Rising above Seneca Lake, “the Glen” has been home to full throttle road racing since 1948, when Cameron Argetsinger organized a twenty-three car race around the outskirts of town, which became the first American road race since the end of World War II. Following a slew of accidents, the town built an official track in 1956, and has held numerous forms of racing since such as NASCAR, IndyCar, Trans-Am, and at it’s pinnacle – Formula One. The Glen served as home of the United States Grand Prix from 1961 to 1980, revered by many as they heyday of Formula One.
Just walking around the circuit was a case of sensory overload. At every turn I could smell that unmistakable whiff of cooked brakes, burnt rubber, and the sting of race fuel. And what a symphony of motorsport! Every ensemble filled the park, with the low bark from the American V8s, the whine from Formula-style cars, the wail of a rotary Mazda, and crackle from carbureted classics. It was truly a wide-eyed, grinning ear-to-ear kind of day.

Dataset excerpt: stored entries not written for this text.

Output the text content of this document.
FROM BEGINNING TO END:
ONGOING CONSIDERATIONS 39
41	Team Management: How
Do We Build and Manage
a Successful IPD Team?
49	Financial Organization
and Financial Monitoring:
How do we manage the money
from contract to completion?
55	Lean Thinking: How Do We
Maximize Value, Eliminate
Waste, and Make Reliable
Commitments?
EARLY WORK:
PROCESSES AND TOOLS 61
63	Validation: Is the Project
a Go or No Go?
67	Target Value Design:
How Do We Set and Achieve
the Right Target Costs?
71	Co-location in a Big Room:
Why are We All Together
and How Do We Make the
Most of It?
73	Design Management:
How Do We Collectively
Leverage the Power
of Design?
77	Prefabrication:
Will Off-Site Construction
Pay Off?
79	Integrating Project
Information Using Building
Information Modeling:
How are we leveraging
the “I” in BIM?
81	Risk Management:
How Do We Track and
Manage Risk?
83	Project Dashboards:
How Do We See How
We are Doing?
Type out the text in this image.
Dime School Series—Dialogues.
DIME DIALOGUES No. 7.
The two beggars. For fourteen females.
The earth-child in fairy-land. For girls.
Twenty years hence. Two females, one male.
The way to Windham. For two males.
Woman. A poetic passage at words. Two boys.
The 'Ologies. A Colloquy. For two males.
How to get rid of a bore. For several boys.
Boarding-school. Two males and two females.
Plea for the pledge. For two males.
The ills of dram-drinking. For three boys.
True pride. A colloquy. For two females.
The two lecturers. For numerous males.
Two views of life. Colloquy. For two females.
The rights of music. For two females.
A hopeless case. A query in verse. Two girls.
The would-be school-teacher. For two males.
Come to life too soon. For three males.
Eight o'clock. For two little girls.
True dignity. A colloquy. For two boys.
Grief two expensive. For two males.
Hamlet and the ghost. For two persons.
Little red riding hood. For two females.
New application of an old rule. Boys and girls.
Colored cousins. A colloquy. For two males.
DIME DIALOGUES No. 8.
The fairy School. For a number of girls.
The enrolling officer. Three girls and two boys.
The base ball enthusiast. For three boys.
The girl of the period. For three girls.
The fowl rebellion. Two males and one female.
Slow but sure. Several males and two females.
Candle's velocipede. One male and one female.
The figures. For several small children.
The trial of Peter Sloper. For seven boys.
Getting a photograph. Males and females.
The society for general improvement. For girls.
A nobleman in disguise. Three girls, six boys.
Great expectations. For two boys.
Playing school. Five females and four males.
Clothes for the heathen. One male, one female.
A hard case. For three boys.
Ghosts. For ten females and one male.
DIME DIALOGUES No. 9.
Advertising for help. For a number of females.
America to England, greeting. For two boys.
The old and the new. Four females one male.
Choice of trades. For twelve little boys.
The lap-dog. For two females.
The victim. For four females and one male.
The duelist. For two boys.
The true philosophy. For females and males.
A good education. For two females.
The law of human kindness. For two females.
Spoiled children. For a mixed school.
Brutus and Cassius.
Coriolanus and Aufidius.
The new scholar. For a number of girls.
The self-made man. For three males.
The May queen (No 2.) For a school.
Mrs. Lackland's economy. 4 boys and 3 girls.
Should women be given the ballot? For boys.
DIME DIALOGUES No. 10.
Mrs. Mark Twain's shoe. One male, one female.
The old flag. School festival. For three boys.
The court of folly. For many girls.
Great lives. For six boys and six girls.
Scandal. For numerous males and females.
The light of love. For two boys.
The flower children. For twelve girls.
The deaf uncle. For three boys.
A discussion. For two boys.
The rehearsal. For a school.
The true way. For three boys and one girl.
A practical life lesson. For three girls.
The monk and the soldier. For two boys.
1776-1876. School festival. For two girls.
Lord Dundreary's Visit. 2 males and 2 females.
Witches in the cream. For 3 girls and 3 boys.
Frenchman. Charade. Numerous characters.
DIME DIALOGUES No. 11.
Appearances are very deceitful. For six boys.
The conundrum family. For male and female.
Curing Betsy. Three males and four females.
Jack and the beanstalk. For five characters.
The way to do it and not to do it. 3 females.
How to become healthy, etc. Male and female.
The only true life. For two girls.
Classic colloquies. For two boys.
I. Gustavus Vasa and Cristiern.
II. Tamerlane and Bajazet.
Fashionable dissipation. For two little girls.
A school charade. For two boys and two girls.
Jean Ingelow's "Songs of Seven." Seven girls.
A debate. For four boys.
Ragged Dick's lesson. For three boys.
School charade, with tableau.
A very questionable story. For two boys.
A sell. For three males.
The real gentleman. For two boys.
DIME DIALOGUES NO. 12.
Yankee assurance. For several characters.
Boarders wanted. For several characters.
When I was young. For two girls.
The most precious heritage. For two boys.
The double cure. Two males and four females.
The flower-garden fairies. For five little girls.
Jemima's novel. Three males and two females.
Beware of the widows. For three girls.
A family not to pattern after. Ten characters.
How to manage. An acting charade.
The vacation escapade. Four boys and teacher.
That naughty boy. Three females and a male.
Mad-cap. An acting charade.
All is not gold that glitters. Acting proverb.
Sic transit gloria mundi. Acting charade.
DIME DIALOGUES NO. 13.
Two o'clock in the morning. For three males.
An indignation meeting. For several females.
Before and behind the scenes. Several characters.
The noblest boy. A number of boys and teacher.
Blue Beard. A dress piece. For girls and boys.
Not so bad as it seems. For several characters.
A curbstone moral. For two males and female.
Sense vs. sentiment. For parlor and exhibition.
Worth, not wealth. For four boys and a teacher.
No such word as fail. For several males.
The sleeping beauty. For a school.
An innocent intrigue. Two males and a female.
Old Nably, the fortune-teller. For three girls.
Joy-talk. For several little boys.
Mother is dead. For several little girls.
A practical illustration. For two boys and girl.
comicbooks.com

I caught up with Gary Hutchinson, a driver in the C Sports Racer category, who gave some advice for amateur drivers looking to compete at the Majors level of the SCCA. “Keep pursuing coaching, no matter what level you’re at.” Hutchinson has raced in BMW sedans for over 9 years before climbing into his new track day racer, a black and red Radical SR3. “People lose races by hundredths of a second, a good instructor can help you drop a few tenths – or maybe even a few seconds – in one session.”
This 2013 season also marks the inaugural year of SCCA Majors racing. The trend of the increasing number of events on the Nationals club racing calendar has contributed to fewer and fewer cars entered in each race event, which has lead the SCCA to introduce the Majors class. This class embodies the highest level of sports car racing, bringing the best of the best together to compete at the ultimate level of wheel to wheel racing in the SCCA. But don’t worry, although the Nationals and Majors race events may overlap and combine at some venues – the points gained in both are attributed to their own individual standings. National events will score points for Divisional and National Championships, while Majors points will dictate standings within the four US Majors Conferences (Eastern, Mid-States, Northern, and Western).
Although this new adjustment to the SCCA hierarchy will take some time to adopt fully, seemingly the racers couldn’t be happier. We saw lots of full heats, close racing from front-runners and between stragglers, plus lots of great bring-what-you-got racers. Not everyone in the field is going to score points, but for these guys – getting to show off their cars and lay down their best laps is the real trophy at days end. So if you’ve got a Miata (nearly every driver did – there must have been over 100) or have even the slightest inkling of interest for motor racing, come on down to Watkins Glen and check out an event!